Labour Party leader Jeremy Corbyn said that "waiting to see which way the wind blows in Washington isn't strong leadership. And pandering to an erratic administration will not deliver stability."
He accused Trump of "recklessly escalating the confrontation with North Korea, unilaterally launching missile strikes on Syria, opposing President Obama's nuclear arms deal with Iran and backing a new nuclear arms race."
Corbyn, a longtime anti-war activist who opposed the invasions of Afghanistan and Iraq, used a speech at the international affairs think tank Chatham House to outline his vision for defense and foreign policy.
He said he supported military action "as a genuine last resort" but accused recent British and U.S. governments of "bomb first, talk later" policies.
Recent U.K. governments, both Conservative and Labour, have joined U.S.-led military interventions in Afghanistan, Iraq, Libya and against the Islamic State group in Syria.
Corbyn said he would take a different direction, calling the U.S.-led "war on terror" a failure.

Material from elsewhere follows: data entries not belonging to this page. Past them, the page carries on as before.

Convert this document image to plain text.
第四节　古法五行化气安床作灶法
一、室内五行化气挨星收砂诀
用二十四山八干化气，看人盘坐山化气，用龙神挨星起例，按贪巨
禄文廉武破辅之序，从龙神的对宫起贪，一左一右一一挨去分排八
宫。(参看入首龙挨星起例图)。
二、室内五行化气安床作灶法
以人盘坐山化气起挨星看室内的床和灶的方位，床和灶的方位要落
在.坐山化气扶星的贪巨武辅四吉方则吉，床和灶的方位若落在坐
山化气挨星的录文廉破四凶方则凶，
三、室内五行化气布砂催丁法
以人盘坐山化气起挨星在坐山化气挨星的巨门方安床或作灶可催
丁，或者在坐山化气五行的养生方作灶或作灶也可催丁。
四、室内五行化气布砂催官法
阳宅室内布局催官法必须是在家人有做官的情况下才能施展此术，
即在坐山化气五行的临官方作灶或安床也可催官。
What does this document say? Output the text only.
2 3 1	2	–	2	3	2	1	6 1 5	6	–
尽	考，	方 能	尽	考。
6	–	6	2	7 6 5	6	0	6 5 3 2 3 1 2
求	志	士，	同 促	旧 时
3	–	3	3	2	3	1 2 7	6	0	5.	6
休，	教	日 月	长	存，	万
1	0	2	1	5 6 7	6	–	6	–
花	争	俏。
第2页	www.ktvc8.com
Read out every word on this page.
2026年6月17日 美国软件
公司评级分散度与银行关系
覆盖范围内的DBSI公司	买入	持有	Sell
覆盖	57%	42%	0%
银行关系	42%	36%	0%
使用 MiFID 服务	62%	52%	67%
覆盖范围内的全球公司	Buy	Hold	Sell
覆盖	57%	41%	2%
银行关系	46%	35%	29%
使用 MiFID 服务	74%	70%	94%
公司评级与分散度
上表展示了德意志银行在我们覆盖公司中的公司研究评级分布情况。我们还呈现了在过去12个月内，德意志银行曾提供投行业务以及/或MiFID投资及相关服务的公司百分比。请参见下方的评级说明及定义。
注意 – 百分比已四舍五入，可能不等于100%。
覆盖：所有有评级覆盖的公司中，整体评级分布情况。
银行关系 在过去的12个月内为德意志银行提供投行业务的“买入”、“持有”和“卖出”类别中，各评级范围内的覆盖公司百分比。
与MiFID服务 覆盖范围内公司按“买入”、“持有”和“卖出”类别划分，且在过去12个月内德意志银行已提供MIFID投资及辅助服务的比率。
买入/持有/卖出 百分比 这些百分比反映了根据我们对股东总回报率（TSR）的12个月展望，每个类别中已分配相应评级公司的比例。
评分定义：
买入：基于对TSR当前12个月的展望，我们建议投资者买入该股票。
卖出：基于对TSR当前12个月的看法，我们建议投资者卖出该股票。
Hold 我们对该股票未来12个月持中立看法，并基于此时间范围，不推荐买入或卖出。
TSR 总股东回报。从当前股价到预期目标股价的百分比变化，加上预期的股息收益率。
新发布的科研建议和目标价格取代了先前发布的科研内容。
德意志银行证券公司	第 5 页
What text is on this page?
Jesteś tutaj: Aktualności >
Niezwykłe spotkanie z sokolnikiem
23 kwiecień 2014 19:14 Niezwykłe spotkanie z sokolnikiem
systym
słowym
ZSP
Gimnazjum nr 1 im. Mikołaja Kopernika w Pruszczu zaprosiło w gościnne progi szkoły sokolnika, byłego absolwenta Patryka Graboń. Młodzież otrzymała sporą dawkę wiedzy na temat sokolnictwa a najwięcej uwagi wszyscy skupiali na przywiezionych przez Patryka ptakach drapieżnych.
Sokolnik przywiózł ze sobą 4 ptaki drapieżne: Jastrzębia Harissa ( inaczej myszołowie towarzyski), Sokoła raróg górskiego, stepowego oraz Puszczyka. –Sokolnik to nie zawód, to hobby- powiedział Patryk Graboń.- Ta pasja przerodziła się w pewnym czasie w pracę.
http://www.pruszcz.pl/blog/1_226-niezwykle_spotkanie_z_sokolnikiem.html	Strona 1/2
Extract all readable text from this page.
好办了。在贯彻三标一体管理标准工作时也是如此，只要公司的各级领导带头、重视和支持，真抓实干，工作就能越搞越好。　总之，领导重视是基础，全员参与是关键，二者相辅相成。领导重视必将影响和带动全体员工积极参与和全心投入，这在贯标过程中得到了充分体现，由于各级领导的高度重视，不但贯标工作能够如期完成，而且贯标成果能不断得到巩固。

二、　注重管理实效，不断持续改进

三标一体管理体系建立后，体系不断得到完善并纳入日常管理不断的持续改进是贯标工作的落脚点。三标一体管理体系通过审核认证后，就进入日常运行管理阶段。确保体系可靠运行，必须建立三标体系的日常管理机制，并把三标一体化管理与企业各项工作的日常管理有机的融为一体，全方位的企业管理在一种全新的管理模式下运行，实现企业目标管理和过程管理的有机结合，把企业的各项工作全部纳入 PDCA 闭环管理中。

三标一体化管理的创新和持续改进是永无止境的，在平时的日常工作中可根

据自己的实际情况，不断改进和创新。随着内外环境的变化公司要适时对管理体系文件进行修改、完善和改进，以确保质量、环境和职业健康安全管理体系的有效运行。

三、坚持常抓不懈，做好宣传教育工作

"It has not increased our security at home. In fact, many would say, just the opposite," he said.
Corbyn said that a Labour government would seek greater international cooperation to end the conflict in Syria and "work to halt the drift to confrontation with Russia ... winding down tensions on the Russia-NATO border."
May's Conservatives see Corbyn's opposition to military action and nuclear weapons as a major weakness to be exploited in campaigning for the June 8 election. The party's main slogan is "strong and stable" — in contrast to what May calls "a Corbyn-led coalition of chaos."
Corbyn's desire to scrap the U.K.'s fleet of nuclear-armed submarines also puts him at odds with the official position of the Labour Party.
"Jeremy Corbyn is a guy who has campaigned all his life to weaken the U.K.'s defenses," Foreign Secretary Boris Johnson said.